When Parallel: Pull, Don't Push

I’ve noticed a small pattern across a few of my projects where I had vectorized and parallelized some code. The original algorithm had a “push” approach, the optimized version instead took a “pull” approach. In this article I’ll describe what I mean, though it’s mostly just so I can show off some pretty videos, pictures, and demos.

Sandpiles

A good place to start is the Abelian sandpile model, which, like many before me, completely captured my attention for awhile. It’s a cellular automaton where each cell is a pile of grains of sand — a sandpile. At each step, any sandpile with more than four grains of sand spill one grain into its four 4-connected neighbors, regardless of the number of grains in those neighboring cell. Cells at the edge spill their grains into oblivion, and those grains no longer exist.

With excess sand falling over the edge, the model eventually hits a stable state where all piles have three or fewer grains.

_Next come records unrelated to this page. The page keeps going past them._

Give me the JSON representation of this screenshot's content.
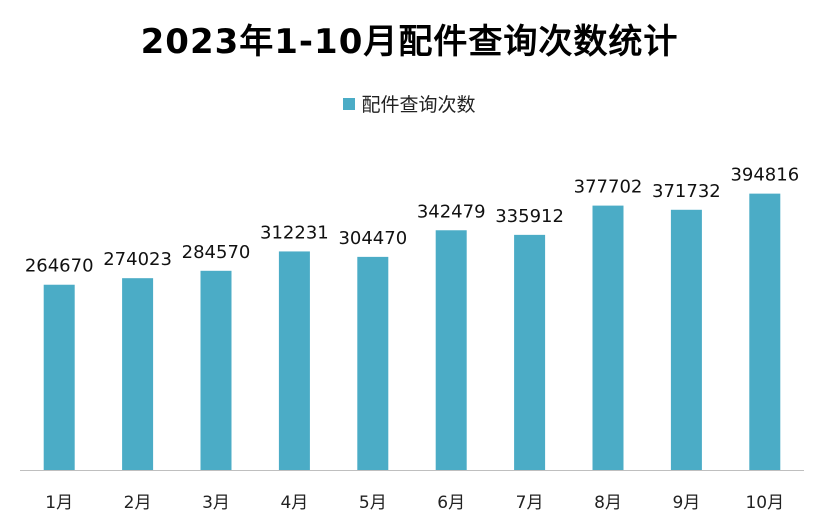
{
  "chart_data": {
    "type": "bar",
    "title": "2023年1-10月配件查询次数统计",
    "xlabel": "",
    "ylabel": "",
    "categories": [
      "1月",
      "2月",
      "3月",
      "4月",
      "5月",
      "6月",
      "7月",
      "8月",
      "9月",
      "10月"
    ],
    "series": [
      {
        "name": "配件查询次数",
        "color": "#4BACC6",
        "values": [
          264670,
          274023,
          284570,
          312231,
          304470,
          342479,
          335912,
          377702,
          371732,
          394816
        ]
      }
    ],
    "ylim": [
      0,
      400000
    ],
    "grid": false,
    "legend_position": "top"
  }
}
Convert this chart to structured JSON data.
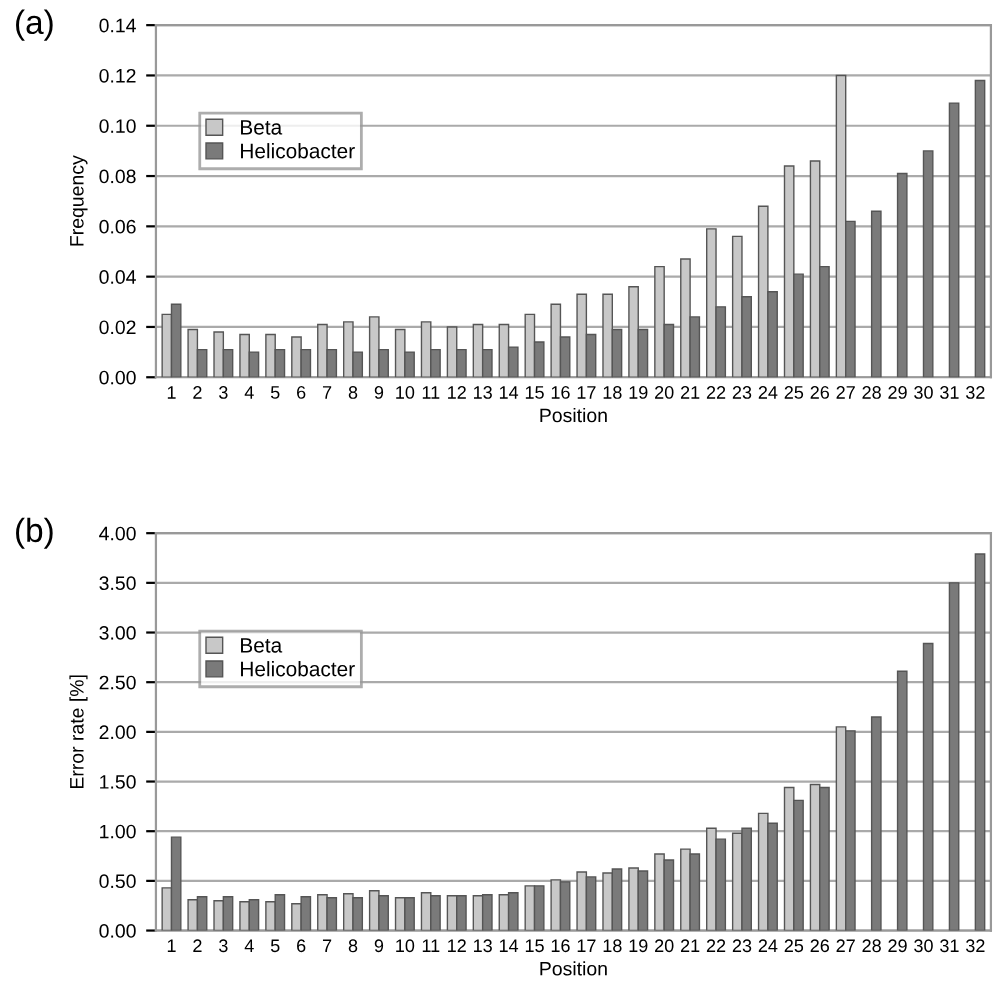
{
  "chart_data": [
    {
      "type": "bar",
      "xlabel": "Position",
      "ylabel": "Frequency",
      "annotations": [
        "(a)"
      ],
      "categories": [
        "1",
        "2",
        "3",
        "4",
        "5",
        "6",
        "7",
        "8",
        "9",
        "10",
        "11",
        "12",
        "13",
        "14",
        "15",
        "16",
        "17",
        "18",
        "19",
        "20",
        "21",
        "22",
        "23",
        "24",
        "25",
        "26",
        "27",
        "28",
        "29",
        "30",
        "31",
        "32"
      ],
      "series": [
        {
          "name": "Beta",
          "color": "#c8c8c8",
          "values": [
            0.025,
            0.019,
            0.018,
            0.017,
            0.017,
            0.016,
            0.021,
            0.022,
            0.024,
            0.019,
            0.022,
            0.02,
            0.021,
            0.021,
            0.025,
            0.029,
            0.033,
            0.033,
            0.036,
            0.044,
            0.047,
            0.059,
            0.056,
            0.068,
            0.084,
            0.086,
            0.12,
            null,
            null,
            null,
            null,
            null
          ]
        },
        {
          "name": "Helicobacter",
          "color": "#7a7a7a",
          "values": [
            0.029,
            0.011,
            0.011,
            0.01,
            0.011,
            0.011,
            0.011,
            0.01,
            0.011,
            0.01,
            0.011,
            0.011,
            0.011,
            0.012,
            0.014,
            0.016,
            0.017,
            0.019,
            0.019,
            0.021,
            0.024,
            0.028,
            0.032,
            0.034,
            0.041,
            0.044,
            0.062,
            0.066,
            0.081,
            0.09,
            0.109,
            0.118
          ]
        }
      ],
      "ylim": [
        0,
        0.14
      ],
      "yticks": [
        {
          "value": 0,
          "label": "0.00"
        },
        {
          "value": 0.02,
          "label": "0.02"
        },
        {
          "value": 0.04,
          "label": "0.04"
        },
        {
          "value": 0.06,
          "label": "0.06"
        },
        {
          "value": 0.08,
          "label": "0.08"
        },
        {
          "value": 0.1,
          "label": "0.10"
        },
        {
          "value": 0.12,
          "label": "0.12"
        },
        {
          "value": 0.14,
          "label": "0.14"
        }
      ],
      "grid": "y",
      "legend": "top left"
    },
    {
      "type": "bar",
      "xlabel": "Position",
      "ylabel": "Error rate [%]",
      "annotations": [
        "(b)"
      ],
      "categories": [
        "1",
        "2",
        "3",
        "4",
        "5",
        "6",
        "7",
        "8",
        "9",
        "10",
        "11",
        "12",
        "13",
        "14",
        "15",
        "16",
        "17",
        "18",
        "19",
        "20",
        "21",
        "22",
        "23",
        "24",
        "25",
        "26",
        "27",
        "28",
        "29",
        "30",
        "31",
        "32"
      ],
      "series": [
        {
          "name": "Beta",
          "color": "#c8c8c8",
          "values": [
            0.43,
            0.31,
            0.3,
            0.29,
            0.29,
            0.27,
            0.36,
            0.37,
            0.4,
            0.33,
            0.38,
            0.35,
            0.35,
            0.36,
            0.45,
            0.51,
            0.59,
            0.58,
            0.63,
            0.77,
            0.82,
            1.03,
            0.98,
            1.18,
            1.44,
            1.47,
            2.05,
            null,
            null,
            null,
            null,
            null
          ]
        },
        {
          "name": "Helicobacter",
          "color": "#7a7a7a",
          "values": [
            0.94,
            0.34,
            0.34,
            0.31,
            0.36,
            0.34,
            0.33,
            0.33,
            0.35,
            0.33,
            0.35,
            0.35,
            0.36,
            0.38,
            0.45,
            0.49,
            0.54,
            0.62,
            0.6,
            0.71,
            0.77,
            0.92,
            1.03,
            1.08,
            1.31,
            1.44,
            2.01,
            2.15,
            2.61,
            2.89,
            3.5,
            3.79
          ]
        }
      ],
      "ylim": [
        0,
        4.0
      ],
      "yticks": [
        {
          "value": 0,
          "label": "0.00"
        },
        {
          "value": 0.5,
          "label": "0.50"
        },
        {
          "value": 1.0,
          "label": "1.00"
        },
        {
          "value": 1.5,
          "label": "1.50"
        },
        {
          "value": 2.0,
          "label": "2.00"
        },
        {
          "value": 2.5,
          "label": "2.50"
        },
        {
          "value": 3.0,
          "label": "3.00"
        },
        {
          "value": 3.5,
          "label": "3.50"
        },
        {
          "value": 4.0,
          "label": "4.00"
        }
      ],
      "grid": "y",
      "legend": "top left"
    }
  ]
}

However, until it reaches stability, all sorts of interesting patterns ripple though the cellular automaton. In certain cases, the final pattern itself is beautiful and interesting.

Numberphile has a great video describing how to form a group over recurrent configurations (also). In short, for any given grid size, there’s a stable identity configuration that, when “added” to any other element in the group will stabilize back to that element. The identity configuration is a fractal itself, and has been a focus of study on its own.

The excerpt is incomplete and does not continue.